Le vivaci nature morte di Geo Poletti
Nell’ambito di Museo City 2019 - che quest’anno approfondisce il rapporto natura e arte - le sale di Palazzo Reale di Milano si aprono fino al 24 marzo per ospitare una mostra mai vista prima: Le nature morte di Geo Poletti. Una collezione milanese.
Si tratta di una straordinaria raccolta di 25 dipinti del Seicento e Settecento acquistati negli anni da Geo Poletti (1926 - 2012), studioso intelligente, pittore per passione, collezionista, mercante d’arte e conoisseur dal gusto infallibile, noto a tutti i musei del mondo. Poletti non comprava i quadri con le orecchie (come fanno oggi molti businessman), ma con gli occhi. Al suo sguardo veloce, profondo e sornione sfuggivano poche cose e anche di quelle se ne rendeva subito conto. Lo racconta molto bene Alessandro Morandotti nel saggio in catalogo, descrivendo l’ambiente collezionistico milanese degli anni Ottanta. A quel tempo - per noi neolaureati in storia dell’arte - una visita alla collezione del Poletti valeva più di un master. Amico di Giovanni Testori, nella comune frequentazione di Roberto Longhi e dei suoi studi sul Caravaggio e sui pittori lombardi della realtà (dal Ceruti a Frà Galgario), Geo Poletti condivideva con generosità le sue intuizioni e, come una carta assorbente, faceva subito sue quelle altrui.

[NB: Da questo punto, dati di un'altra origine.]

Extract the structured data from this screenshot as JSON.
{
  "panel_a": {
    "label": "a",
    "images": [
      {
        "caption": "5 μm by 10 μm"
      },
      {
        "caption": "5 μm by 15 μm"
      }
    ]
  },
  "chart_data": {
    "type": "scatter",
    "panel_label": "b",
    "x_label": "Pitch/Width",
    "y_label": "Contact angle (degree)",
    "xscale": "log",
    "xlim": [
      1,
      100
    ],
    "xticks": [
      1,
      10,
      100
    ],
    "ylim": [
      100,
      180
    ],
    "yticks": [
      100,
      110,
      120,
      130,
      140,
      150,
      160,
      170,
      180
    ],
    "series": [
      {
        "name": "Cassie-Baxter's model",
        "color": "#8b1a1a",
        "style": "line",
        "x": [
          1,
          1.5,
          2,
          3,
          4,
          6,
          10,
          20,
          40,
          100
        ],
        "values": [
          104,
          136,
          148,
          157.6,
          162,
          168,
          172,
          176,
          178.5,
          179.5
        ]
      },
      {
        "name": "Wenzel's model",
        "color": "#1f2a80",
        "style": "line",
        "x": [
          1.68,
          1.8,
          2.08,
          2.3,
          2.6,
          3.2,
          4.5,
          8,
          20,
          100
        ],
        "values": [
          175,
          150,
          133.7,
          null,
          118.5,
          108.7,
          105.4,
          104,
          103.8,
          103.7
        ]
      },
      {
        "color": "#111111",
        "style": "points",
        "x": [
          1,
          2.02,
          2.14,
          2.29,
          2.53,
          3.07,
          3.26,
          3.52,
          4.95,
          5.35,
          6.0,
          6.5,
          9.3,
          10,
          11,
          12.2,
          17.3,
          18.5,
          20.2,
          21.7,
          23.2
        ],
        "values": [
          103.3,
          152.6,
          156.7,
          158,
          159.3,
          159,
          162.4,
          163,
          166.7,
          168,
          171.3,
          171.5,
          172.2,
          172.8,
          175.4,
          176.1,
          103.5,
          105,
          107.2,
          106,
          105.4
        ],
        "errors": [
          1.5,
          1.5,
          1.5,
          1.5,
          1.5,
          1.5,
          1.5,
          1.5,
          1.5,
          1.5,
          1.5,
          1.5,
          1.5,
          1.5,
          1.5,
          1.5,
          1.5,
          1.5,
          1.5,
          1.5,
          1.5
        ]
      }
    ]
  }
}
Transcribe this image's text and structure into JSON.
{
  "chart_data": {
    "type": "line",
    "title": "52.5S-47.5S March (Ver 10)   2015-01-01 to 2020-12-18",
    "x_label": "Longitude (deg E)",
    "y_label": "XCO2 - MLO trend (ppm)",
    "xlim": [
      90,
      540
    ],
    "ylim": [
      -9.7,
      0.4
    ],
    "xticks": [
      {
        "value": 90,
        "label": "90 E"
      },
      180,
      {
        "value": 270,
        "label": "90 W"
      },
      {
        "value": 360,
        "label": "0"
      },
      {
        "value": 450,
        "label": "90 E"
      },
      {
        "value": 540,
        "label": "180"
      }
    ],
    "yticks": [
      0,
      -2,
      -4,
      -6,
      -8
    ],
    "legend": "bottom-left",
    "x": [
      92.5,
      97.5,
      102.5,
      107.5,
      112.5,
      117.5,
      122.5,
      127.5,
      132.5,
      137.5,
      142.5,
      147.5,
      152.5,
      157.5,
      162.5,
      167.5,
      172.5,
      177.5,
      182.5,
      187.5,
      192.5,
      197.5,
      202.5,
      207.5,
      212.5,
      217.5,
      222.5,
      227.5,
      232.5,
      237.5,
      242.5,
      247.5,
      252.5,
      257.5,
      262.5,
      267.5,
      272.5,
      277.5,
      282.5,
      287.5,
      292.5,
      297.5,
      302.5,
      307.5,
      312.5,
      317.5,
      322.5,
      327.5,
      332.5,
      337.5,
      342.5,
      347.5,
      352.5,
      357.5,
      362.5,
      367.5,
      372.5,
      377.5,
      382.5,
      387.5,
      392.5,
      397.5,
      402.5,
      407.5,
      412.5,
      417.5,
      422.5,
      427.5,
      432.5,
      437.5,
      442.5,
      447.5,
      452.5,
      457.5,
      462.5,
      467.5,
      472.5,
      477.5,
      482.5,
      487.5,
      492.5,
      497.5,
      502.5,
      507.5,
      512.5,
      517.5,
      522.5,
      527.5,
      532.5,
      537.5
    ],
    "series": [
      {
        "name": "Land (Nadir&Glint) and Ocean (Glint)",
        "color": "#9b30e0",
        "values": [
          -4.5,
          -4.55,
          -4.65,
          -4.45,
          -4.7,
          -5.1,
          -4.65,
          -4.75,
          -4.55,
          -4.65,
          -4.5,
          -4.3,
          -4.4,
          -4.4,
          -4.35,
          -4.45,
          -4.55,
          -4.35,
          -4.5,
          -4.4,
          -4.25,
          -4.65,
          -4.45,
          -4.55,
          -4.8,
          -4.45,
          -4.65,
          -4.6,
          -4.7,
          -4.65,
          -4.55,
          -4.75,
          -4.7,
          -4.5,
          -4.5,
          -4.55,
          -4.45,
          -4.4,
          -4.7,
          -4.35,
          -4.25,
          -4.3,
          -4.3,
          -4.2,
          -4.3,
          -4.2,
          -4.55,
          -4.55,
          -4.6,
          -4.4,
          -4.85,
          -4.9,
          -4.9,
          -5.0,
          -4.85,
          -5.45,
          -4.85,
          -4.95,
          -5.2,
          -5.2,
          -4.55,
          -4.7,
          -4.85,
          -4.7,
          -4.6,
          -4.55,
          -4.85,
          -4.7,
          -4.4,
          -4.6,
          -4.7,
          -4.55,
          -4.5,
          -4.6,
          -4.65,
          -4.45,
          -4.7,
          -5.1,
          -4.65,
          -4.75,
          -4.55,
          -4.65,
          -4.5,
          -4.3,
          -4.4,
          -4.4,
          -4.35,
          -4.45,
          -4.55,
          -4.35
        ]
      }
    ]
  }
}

La mostra, curata da Paolo Biscottini e da Annalisa Zanni e realizzata con Uberto, Giovanna, Alessandra e Francesca Poletti (figli di Geo e Giulia) ha un doppio merito. Anzitutto quello di ricordare il grande conoscitore che per circa cinquant’anni, tra il 1960 e la morte, si mosse sulla scena culturale italiana fra gli storici dell’arte più illustri. In secondo luogo accende i riflettori sul genere della natura morta barocca, tornata protagonista nei recenti record delle aste newyorkesi. Poletti era più un artista che un intellettuale; la sua vera biblioteca era appesa ai muri di casa e - come scrivono nell’introduzione Biscottini e Zanni - come pittore del Novecento si innamorò della possibilità che il genere della natura morta gli offriva. Davanti alle tele di Baschenis, Strozzi, Porpora o Ter Brugghen, Geo Poletti ragionava di pieni e di vuoti, di chiari e di scuri, di valori simbolici e soprattutto di una rappresentazione non narrativa della natura. Dipingere fiori, frutta e cacciagione diventava un esercizio metafisico, come trovare le ragioni della pittura oltre sé stessa, in una dimensione sicuramente più filosofica che strettamente figurativa.